As empresas de tecnologia intensificaram o lobby no Congresso Nacional contra o projeto de lei que regula mercados digitais. Elas usam como argumento o cerceamento da liberdade de expressão, o mesmo que brecou o chamado PL das Fake News, em 2023.
O texto atual não aborda a responsabilidade sobre a disseminação de conteúdo nas redes sociais, um dos temas da proposta anterior. No entanto, ele permite ao Cade (Conselho Administrativo de Defesa Econômica) criar obrigações para as big techs com o objetivo de assegurar a concorrência nos meios digitais.
A intenção do lobby é convencer os deputados a impedir que o texto seja levado à votação nas próximas duas semanas, antes do recesso parlamentar. Procuradas, Google, Meta e OpenAI disseram que não comentariam. TikTok e Amazon não responderam.
A Alai (Associação Latino-Americana de Internet), que representa diversas big techs, divulgou carta aos líderes partidários pedindo que o texto não seja votado. A associação citou o foco dos congressistas nas eleições.
O projeto de lei em discussão cria a Superintendência Especial de Relevância Sistêmica, Livre Concorrência e Defesa do Consumidor em Mercados Digitais dentro do Cade. O objetivo é identificar empresas e serviços que merecem ser monitorados para evitar práticas anticoncorrenciais.
Entre as medidas propostas estão proibir o favorecimento de produtos próprios e limitar o acesso de concorrentes a usuários e dados, além de ordenar mais transparência no funcionamento dos algoritmos. O Ministério da Fazenda elaborou o texto, que é uma das prioridades do governo Lula (PT).

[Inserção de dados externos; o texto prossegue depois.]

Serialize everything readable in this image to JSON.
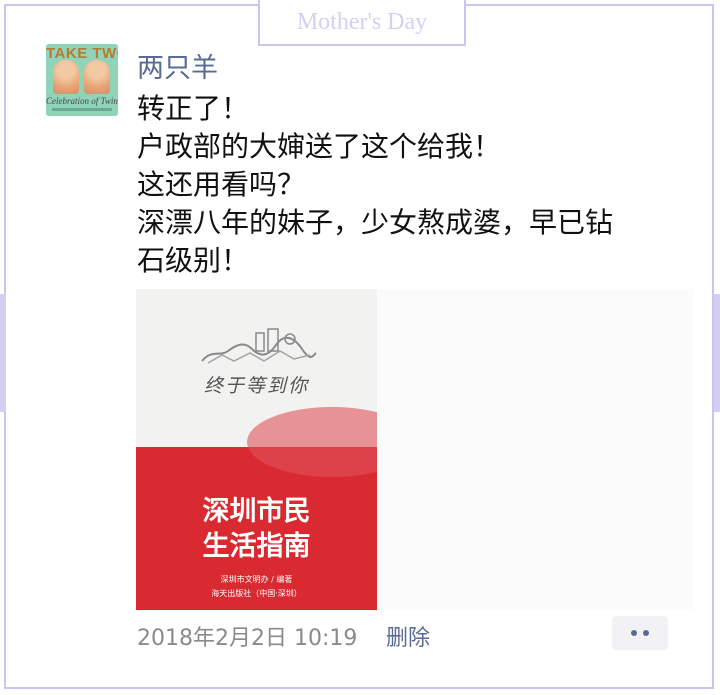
{
  "frame": {
    "tab_label": "Mother's Day"
  },
  "post": {
    "avatar": {
      "title": "TAKE TWO",
      "subtitle": "Celebration of Twins"
    },
    "username": "两只羊",
    "lines": [
      "转正了！",
      "户政部的大婶送了这个给我！",
      "这还用看吗？",
      "深漂八年的妹子，少女熬成婆，早已钻",
      "石级别！"
    ],
    "photo": {
      "slogan": "终于等到你",
      "title_line1": "深圳市民",
      "title_line2": "生活指南",
      "publisher": "深圳市文明办 / 编著",
      "press": "海天出版社（中国·深圳）"
    },
    "timestamp": "2018年2月2日 10:19",
    "delete_label": "删除"
  },
  "colors": {
    "username": "#576b95",
    "frame_border": "#c9c5ee",
    "book_red": "#d92a32"
  }
}
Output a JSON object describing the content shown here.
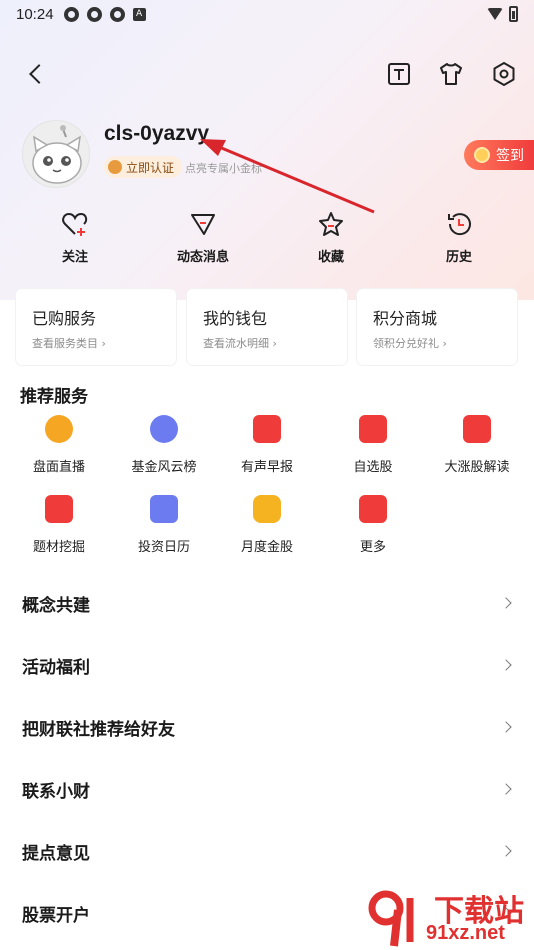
{
  "status_bar": {
    "time": "10:24",
    "badge": "A"
  },
  "profile": {
    "username": "cls-0yazvy",
    "verify_label": "立即认证",
    "hint": "点亮专属小金标",
    "signin_label": "签到"
  },
  "quick_actions": [
    {
      "label": "关注",
      "icon": "heart-plus-icon"
    },
    {
      "label": "动态消息",
      "icon": "message-icon"
    },
    {
      "label": "收藏",
      "icon": "star-icon"
    },
    {
      "label": "历史",
      "icon": "history-icon"
    }
  ],
  "cards": [
    {
      "title": "已购服务",
      "subtitle": "查看服务类目 ›"
    },
    {
      "title": "我的钱包",
      "subtitle": "查看流水明细 ›"
    },
    {
      "title": "积分商城",
      "subtitle": "领积分兑好礼 ›"
    }
  ],
  "services": {
    "title": "推荐服务",
    "items": [
      {
        "label": "盘面直播",
        "icon": "live-icon",
        "color": "#f5a623"
      },
      {
        "label": "基金风云榜",
        "icon": "trophy-icon",
        "color": "#6c7cf0"
      },
      {
        "label": "有声早报",
        "icon": "tv-icon",
        "color": "#f03b3b"
      },
      {
        "label": "自选股",
        "icon": "heart-house-icon",
        "color": "#f03b3b"
      },
      {
        "label": "大涨股解读",
        "icon": "chart-board-icon",
        "color": "#f03b3b"
      },
      {
        "label": "题材挖掘",
        "icon": "clipboard-search-icon",
        "color": "#f03b3b"
      },
      {
        "label": "投资日历",
        "icon": "calendar-icon",
        "color": "#6c7cf0"
      },
      {
        "label": "月度金股",
        "icon": "gold-hexagon-icon",
        "color": "#f5b321"
      },
      {
        "label": "更多",
        "icon": "more-grid-icon",
        "color": "#f03b3b"
      }
    ]
  },
  "menu": [
    {
      "label": "概念共建"
    },
    {
      "label": "活动福利"
    },
    {
      "label": "把财联社推荐给好友"
    },
    {
      "label": "联系小财"
    },
    {
      "label": "提点意见"
    },
    {
      "label": "股票开户"
    }
  ],
  "watermark": {
    "line1": "下载站",
    "line2": "91xz.net"
  },
  "colors": {
    "accent": "#f03b3b",
    "gold": "#f5b321"
  }
}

Sob reserva, um líder partidário do centrão disse que o projeto é “complexo”. Ele citou muita resistência dos setores econômicos afetados e afirmou que o mais provável é o adiamento da análise. Não houve acordo para votação na reunião de líderes desta terça-feira (7), o que confirma o cenário mais provável de adiamento.
O relator Aliel Machado (PV-PR), entretanto, segue defendendo que o projeto seja votado antes das eleições. Ele disponibilizará oficialmente a proposta nesta quarta-feira (8).
A Folha acessou três documentos que buscam barrar o projeto de lei e que são distribuídos aos congressistas. A ação se intensificou na última semana, quando Machado apresentou aos líderes uma nova versão do texto.
Um dos folhetos, de autoria do Instituto Livre Mercado, conecta o projeto de mercados digitais ao PL das Fake News. “O governo falhou ao tentar regular as redes pelo PL 2.630 [de 2023]. Volta como PL 4.675. Projeto mais técnico, desenhado para passar abaixo do radar”, diz o texto.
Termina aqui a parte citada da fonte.